Dina died on a fuzzy blue blanket on the floor in the vet’s office when she was sixteen years old. I sat against the wall, petting her back. My mother sat under the examining table, petting her head. And we stayed with her through both shots, knowing it was time to let go, but still not ready.
I imagined Dina running into a field of roasted chicken growing like wheat from the ground as far as she could see with her eyesight fully returned. I saw her galloping, unable to decide where to start, unable to believe the joy ahead of her, that she could eat a whole chicken and never worry about the bones sticking in her throat, and splintering through her esophagus like a broken needle. She could eat without end and without rice as filler!
But she’d never learned how to make friends. She depended on her people for company and communication. What would she do in heaven without us? Who would laugh with her and at her and scratch her belly and pull on her ears in that way she hated so much?
Would all of that chicken really make up for being alone?
When we got home, we packed up her left over pee pads and pee absorbing powder and anti pee spray. We packed her food and water bowls and her collar and her leash and her brush. But we couldn’t throw any of it away.
I had to put away the scarlet bathmat she used to sleep on. She liked the ray of sunlight from the bathroom window and the softness of the mat. The bathroom was her favorite place and I had to fight with her constantly to get her to leave so I could pee in private. As she aged, it only got worse. The slow aching rise of her elderly body onto shaky feet, one long stretch where she tilted and threatened to fall, and then the drippy-eyed stare as she stood two feet from the door asking why this horrible exodus had come upon her and who was I, what fresh evil was I, that I would make her flee her home, however slowly.
Dina took up so much space and sound that her absence was profound. I felt the silence deep in my body; it reverberated. No jangly collar, no tap tap of uncut toenails on hardwood floors, no scrape of food bowls against kitchen tile.
Her hair was everywhere in the apartment, cropping up under chairs, in furniture crevices, trapped in corners of the floorboards.
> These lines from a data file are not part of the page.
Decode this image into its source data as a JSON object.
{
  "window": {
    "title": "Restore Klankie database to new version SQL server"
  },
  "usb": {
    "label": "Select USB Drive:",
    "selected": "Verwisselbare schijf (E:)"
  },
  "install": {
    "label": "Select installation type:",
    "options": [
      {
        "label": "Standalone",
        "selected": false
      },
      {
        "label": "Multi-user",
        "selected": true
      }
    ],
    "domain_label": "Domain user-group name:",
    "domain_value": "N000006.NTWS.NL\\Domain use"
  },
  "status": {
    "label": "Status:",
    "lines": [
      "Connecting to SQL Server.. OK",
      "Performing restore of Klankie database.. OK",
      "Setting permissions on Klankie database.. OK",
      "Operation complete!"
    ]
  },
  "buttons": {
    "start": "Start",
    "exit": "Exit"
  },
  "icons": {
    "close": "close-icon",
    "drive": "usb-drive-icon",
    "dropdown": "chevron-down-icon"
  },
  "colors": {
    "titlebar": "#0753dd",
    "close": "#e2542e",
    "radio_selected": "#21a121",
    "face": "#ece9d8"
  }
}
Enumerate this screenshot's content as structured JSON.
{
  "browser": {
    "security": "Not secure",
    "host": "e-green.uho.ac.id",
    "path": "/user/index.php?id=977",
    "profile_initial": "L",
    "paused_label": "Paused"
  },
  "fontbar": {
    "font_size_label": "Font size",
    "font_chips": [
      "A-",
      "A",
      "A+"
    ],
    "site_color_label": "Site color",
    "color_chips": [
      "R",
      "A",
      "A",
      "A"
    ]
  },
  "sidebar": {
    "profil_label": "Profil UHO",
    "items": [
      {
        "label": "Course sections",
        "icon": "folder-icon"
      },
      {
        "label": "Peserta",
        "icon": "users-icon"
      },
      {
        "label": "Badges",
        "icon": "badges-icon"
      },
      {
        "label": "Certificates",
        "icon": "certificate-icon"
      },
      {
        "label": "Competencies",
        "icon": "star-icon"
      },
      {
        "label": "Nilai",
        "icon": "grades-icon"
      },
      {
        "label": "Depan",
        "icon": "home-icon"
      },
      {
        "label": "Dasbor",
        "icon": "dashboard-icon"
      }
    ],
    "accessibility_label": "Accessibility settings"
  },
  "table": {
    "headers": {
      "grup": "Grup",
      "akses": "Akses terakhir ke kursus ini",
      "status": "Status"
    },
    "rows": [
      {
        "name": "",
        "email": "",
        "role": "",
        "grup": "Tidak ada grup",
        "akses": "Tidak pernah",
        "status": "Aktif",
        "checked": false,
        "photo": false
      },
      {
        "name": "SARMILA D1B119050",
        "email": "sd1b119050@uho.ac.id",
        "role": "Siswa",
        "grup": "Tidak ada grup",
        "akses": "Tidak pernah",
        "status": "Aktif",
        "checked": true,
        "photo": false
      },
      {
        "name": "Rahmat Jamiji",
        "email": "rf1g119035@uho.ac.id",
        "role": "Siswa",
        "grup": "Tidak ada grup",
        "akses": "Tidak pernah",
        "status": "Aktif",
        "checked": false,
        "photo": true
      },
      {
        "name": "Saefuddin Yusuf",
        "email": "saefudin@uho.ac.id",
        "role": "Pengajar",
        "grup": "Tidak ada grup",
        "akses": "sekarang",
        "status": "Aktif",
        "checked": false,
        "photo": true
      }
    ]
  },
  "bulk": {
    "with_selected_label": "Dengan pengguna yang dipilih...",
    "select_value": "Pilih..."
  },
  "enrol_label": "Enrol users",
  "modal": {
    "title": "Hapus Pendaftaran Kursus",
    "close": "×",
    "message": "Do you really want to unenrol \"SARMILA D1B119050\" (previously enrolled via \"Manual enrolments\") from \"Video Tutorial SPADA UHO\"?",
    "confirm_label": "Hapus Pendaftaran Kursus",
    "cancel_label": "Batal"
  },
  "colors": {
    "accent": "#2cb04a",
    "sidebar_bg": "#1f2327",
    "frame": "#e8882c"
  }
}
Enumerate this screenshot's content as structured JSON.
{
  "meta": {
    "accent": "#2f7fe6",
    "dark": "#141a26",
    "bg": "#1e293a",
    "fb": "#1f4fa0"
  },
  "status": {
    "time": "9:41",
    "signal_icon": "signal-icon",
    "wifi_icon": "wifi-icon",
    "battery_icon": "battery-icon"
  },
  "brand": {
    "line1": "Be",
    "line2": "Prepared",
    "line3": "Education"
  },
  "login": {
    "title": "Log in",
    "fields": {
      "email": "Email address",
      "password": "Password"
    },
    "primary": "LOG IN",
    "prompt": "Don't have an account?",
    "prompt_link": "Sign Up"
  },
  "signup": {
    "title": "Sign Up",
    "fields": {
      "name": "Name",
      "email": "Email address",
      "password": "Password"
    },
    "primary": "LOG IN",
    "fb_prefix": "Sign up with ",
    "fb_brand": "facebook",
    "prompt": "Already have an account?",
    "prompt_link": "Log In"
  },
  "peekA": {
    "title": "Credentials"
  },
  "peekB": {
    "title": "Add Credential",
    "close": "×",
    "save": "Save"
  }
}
I cleaned every surface in the apartment, scrubbed the walls and the floors until my hands were raw and my knees ached, but her hair still lingered.
When Cricket came home, Dina had been gone for nearly eight months, but the smell of her was still in the apartment, especially on the small rug in my room where Dina did a lot of her napping. Cricket could smell her big sister in the floors and behind the furniture, and I think they had talks about how to handle Dina’s people. Sometimes I could even see Dina, like a mirage, sleeping on the floor, opening her eyes for a second to check on me, and then falling back to sleep.